As well as being a researcher in the bioacoustics and neuroethology of insects, Hoy also is the developer of innovative teaching tools, including Project Crawdad, which teaches the principles of nervous system electrophysiology in all animals by using the common crayfish as a model. This encouraged him to attempt two even more ambitious teaching programs, Project Fruit Fly and Biomimetics: Mother Nature Wears Engineering Boots, which will be developed under the auspices of the HHMI program.As with "Crawdad," the final product of these new programs will be a DVD or CD-ROM depicting laboratory experiments taken from the forefront of research, then developed and tested with help from college students and instructors. "Fruit Fly" will teach what Hoy calls the genetic dissection of behavior by guiding students through a series of classic experiments in the analysis of neural systems and the behaviors they generate through the use of DNA mutations of Drosophila that target specific behaviors. Working with fruit flies, students will discover why Drosophila is such a useful model for behavior in other kinds of animals: Its brain engages some of the same molecules, such as serotonin and dopamine, that affect aggression and social behavior in more complex animals, for example.

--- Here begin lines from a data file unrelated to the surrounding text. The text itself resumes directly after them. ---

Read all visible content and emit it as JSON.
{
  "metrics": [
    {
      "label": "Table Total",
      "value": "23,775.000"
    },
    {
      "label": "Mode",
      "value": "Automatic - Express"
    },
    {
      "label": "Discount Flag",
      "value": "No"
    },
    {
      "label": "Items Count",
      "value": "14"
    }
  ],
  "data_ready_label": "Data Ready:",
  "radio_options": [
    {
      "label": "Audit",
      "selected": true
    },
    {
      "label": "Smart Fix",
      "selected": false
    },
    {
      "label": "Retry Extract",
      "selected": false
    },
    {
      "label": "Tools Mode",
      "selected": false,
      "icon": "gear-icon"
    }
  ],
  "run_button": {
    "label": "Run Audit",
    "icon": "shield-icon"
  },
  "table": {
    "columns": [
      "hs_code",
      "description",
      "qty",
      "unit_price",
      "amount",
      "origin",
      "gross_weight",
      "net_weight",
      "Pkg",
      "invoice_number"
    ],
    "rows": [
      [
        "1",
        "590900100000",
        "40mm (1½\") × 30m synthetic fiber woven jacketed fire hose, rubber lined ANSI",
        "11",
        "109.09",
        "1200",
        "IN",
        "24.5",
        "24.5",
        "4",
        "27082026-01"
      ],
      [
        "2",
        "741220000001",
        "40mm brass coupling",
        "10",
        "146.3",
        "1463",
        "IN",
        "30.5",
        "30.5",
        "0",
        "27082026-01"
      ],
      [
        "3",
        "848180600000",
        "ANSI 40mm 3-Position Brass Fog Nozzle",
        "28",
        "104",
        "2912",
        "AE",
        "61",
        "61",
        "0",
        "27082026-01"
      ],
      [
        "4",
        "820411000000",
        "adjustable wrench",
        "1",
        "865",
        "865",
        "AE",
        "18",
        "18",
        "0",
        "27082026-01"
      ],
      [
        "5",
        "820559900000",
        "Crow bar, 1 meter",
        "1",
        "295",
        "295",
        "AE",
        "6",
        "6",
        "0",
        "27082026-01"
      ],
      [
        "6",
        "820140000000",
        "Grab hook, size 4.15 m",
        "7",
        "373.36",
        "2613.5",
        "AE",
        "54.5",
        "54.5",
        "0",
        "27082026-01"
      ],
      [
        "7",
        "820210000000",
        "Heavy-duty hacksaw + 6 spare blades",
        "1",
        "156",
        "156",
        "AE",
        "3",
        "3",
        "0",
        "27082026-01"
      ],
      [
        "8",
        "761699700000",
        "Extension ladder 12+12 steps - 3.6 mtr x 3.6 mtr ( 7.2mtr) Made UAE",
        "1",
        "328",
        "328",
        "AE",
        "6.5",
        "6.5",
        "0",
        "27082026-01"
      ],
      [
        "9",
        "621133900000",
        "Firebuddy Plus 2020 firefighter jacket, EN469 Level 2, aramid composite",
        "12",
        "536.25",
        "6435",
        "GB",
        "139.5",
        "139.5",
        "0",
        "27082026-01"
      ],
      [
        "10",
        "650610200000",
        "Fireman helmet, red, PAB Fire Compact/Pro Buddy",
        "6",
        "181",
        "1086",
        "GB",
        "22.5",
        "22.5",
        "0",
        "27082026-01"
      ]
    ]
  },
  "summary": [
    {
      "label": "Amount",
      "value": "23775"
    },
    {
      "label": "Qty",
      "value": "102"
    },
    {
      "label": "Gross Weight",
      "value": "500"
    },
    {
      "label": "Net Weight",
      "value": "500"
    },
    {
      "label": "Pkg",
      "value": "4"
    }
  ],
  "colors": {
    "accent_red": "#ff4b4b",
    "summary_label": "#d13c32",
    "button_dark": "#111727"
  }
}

Project Crawdad, which was developed and tested with a grant from the National Science Foundation and is nationally distributed by Sinauer Associates, was the work of Hoy and senior research associates Robert A. Wyttenbach and Bruce R. Johnson. Hoy hopes to engage the same researchers' talents, as well as those of other colleagues, to work on the fruit fly and biomimetics teaching tools.

Biomimetics, Hoy explains, is a technological strategy in which engineers investigate biological systems to see how they "solve" interesting problems through clever adaptations that have been shaped by evolutionary forces and then apply those insights to products for human activities. He points to just two examples:

  • Plants with burrs developed small hook-covered seed pods to disseminate their genes on the loopy fur of animals long before humans copied the hook-and-loop design for the reusable fastener, Velcro.
  • Molecular biologists can "troll" for key genes among the many in an organism's genome using the polymerase chain reaction because Mother Nature put the enzyme in certain hot springs bacteria.

A Cornell faculty member since 1974, Hoy says that the university is a perfect place for one of the inaugural grants in the Hughes Institute's new program. "Cornell University has a very long tradition of expecting its senior professors to honor both sides of the professional contact -- to conduct research and teach at the undergraduate level," says Hoy. "The Hughes grant is the kind of support we need to create more incubators for new ideas about teaching the biomedical sciences."